One thing that shouldn’t change is Administrators regularly checking in with teachers. While checking in with our new Orchestra teacher, Dr. Courtney Ruth, when asked about her year so far, she shared this with me, “We cannot expect normal outcomes amid abnormal circumstances.” She went on to comment that her priority this year was creating and growing an Orchestra program from the ground up. Her hopes have been exceeded so far, as students are back on campus, playing string instruments, and excitement is growing for the initial performance – whether it is virtual or in-person later this year. So simple yet so profound…and words that can help us all work through things as we successfully transition back into classrooms (with or without learners).
A similar sentiment was shared with me by co-author, Spanish teacher Sra. Beltran, when she said, “Hybrid teaching has been hard and is not ideal – but we are not in ideal times.
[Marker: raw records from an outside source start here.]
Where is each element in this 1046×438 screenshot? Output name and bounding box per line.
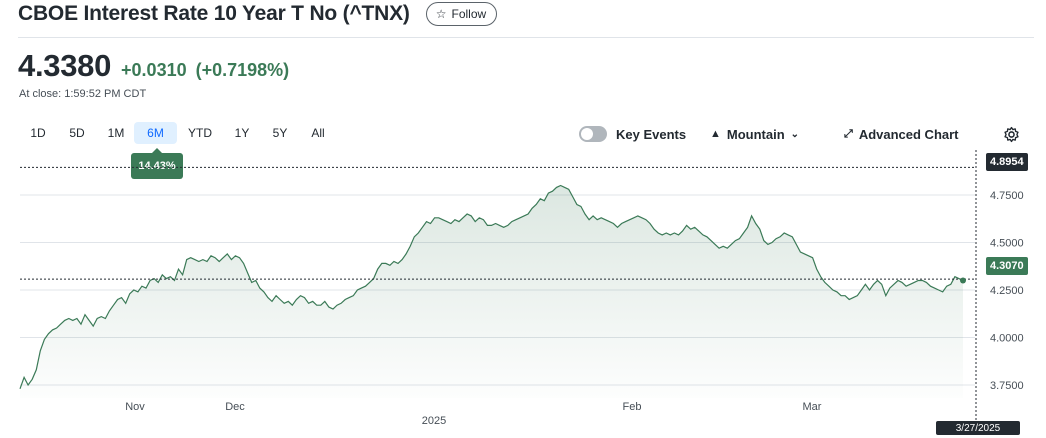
- title-row: CBOE Interest Rate 10 Year T No (^TNX) ☆…: [18, 2, 498, 26]
- range-5y[interactable]: 5Y: [272, 126, 288, 140]
- y-tick-label: 4.7500: [990, 190, 1024, 202]
- range-all[interactable]: All: [311, 126, 325, 140]
- advanced-chart-control: ⤢ Advanced Chart: [844, 124, 959, 144]
- expand-icon: ⤢: [844, 127, 853, 140]
- crosshair-date-badge: 3/27/2025: [936, 421, 1020, 435]
- toggle-knob: [581, 128, 593, 140]
- range-5d[interactable]: 5D: [69, 126, 85, 140]
- close-time: At close: 1:59:52 PM CDT: [19, 88, 147, 100]
- y-tick-label: 3.7500: [990, 380, 1024, 392]
- price-chart[interactable]: 3.7500 4.0000 4.2500 4.5000 4.7500 Nov Dec Feb…: [0, 150, 1046, 438]
- gear-icon[interactable]: [1003, 126, 1020, 143]
- price-area: [20, 185, 963, 398]
- x-tick-label: Dec: [225, 401, 245, 413]
- key-events-control: Key Events: [579, 124, 686, 144]
- follow-label: Follow: [451, 7, 487, 21]
- x-tick-label: Nov: [125, 401, 145, 413]
- y-tick-label: 4.2500: [990, 285, 1024, 297]
- price-change-percent: (+0.7198%): [195, 60, 290, 80]
- x-tick-label: Mar: [803, 401, 822, 413]
- page-title: CBOE Interest Rate 10 Year T No (^TNX): [18, 2, 410, 25]
- range-ytd[interactable]: YTD: [188, 126, 212, 140]
- range-6m[interactable]: 6M: [134, 122, 177, 144]
- key-events-label: Key Events: [616, 126, 687, 142]
- y-tick-label: 4.0000: [990, 333, 1024, 345]
- key-events-toggle[interactable]: [579, 126, 607, 142]
- y-tick-label: 4.5000: [990, 238, 1024, 250]
- price-line: [19, 184, 964, 390]
- mountain-icon: ▲: [710, 128, 721, 140]
- current-price-badge: 4.3070: [986, 257, 1028, 275]
- last-point-marker: [960, 277, 966, 284]
- chevron-down-icon: ⌄: [790, 128, 800, 140]
- range-tabs: 1D 5D 1M 6M YTD 1Y 5Y All: [20, 122, 337, 144]
- advanced-chart-label: Advanced Chart: [858, 126, 959, 142]
- range-1m[interactable]: 1M: [107, 126, 125, 140]
- x-tick-label: Feb: [623, 401, 642, 413]
- quote-price-row: 4.3380 +0.0310 (+0.7198%): [18, 48, 289, 84]
- star-icon: ☆: [435, 7, 447, 21]
- current-price: 4.3380: [18, 48, 112, 83]
- follow-button[interactable]: ☆ Follow: [425, 2, 498, 26]
- price-change: +0.0310: [121, 60, 187, 80]
- chart-type-dropdown[interactable]: ▲ Mountain ⌄: [710, 124, 799, 144]
- chart-type-button[interactable]: ▲ Mountain ⌄: [710, 127, 799, 142]
- high-price-badge: 4.8954: [986, 153, 1028, 171]
- x-axis-year: 2025: [422, 415, 446, 427]
- header-divider: [18, 37, 1034, 38]
- range-1y[interactable]: 1Y: [234, 126, 250, 140]
- range-1d[interactable]: 1D: [30, 126, 46, 140]
- advanced-chart-button[interactable]: ⤢ Advanced Chart: [844, 127, 959, 142]
- range-change-tooltip: 14.43%: [131, 148, 183, 179]
- chart-type-label: Mountain: [726, 126, 785, 142]
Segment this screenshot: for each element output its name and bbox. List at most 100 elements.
Not having our whole class in our collaborative learning space has made working together feel disjointed at times. However, the spirit our students have for finding the silver lining in this situation has raised everyone’s commitment to making things work. What helped me most the honesty and generosity of my peers, administration of River Oaks Baptist School (ROBS) and master teachers in the foreign language community”. She went on to remark how they did not hold back, pretending all was great when it was not. People all over the community were willing to share their ideas, tricks, and resources while providing timely training.
Sra. Beltran reflected on the four things she has learned and now intentionally tries to practice each day:
- Flexibility becomes fluidity.
- Focus on building community in the classroom now more than ever.
- Less is best!
- Assess growth and effort, and mastery will follow.
Flexibility becomes fluidity. What worked in our classrooms in the past does not always apply to this year. We must resist the temptation to fall in love with any teaching mode, schedule, or class set up due to constant changes.
To build community, we greet every one of our students by name, both those in person and those on Zoom. Students need those peer interactions as well, so we have those in the classroom come to the computer and greet their peers on Zoom.
Less is best! Covering content is not what our students need. Allow students to get comfortable with the content so they can use what they have learned. One way to do this is to cut online homework assignments significantly. After a whole day in Zoom, there is not a need for excessive screen time when home.
While assessing growth and effort, we celebrate mistakes because they help us grow. Students are encouraged to make corrections to most of their assignments, while they are also peer reviewing more often each other’s work. To cut down on stress, due dates for corrections are flexible.
In summary, Sra. Beltran knows that being open to constant changes, focusing on building relationships in the classroom, assigning meaningful assignments, and keeping the focus on growth and effort have been key lessons learned from leaders in the Foreign language community, her peers, and the Administration at ROBS. These valuable lessons prepared her for a smoother (but not easy) successful transition into a hybrid mode, and for that her students are grateful!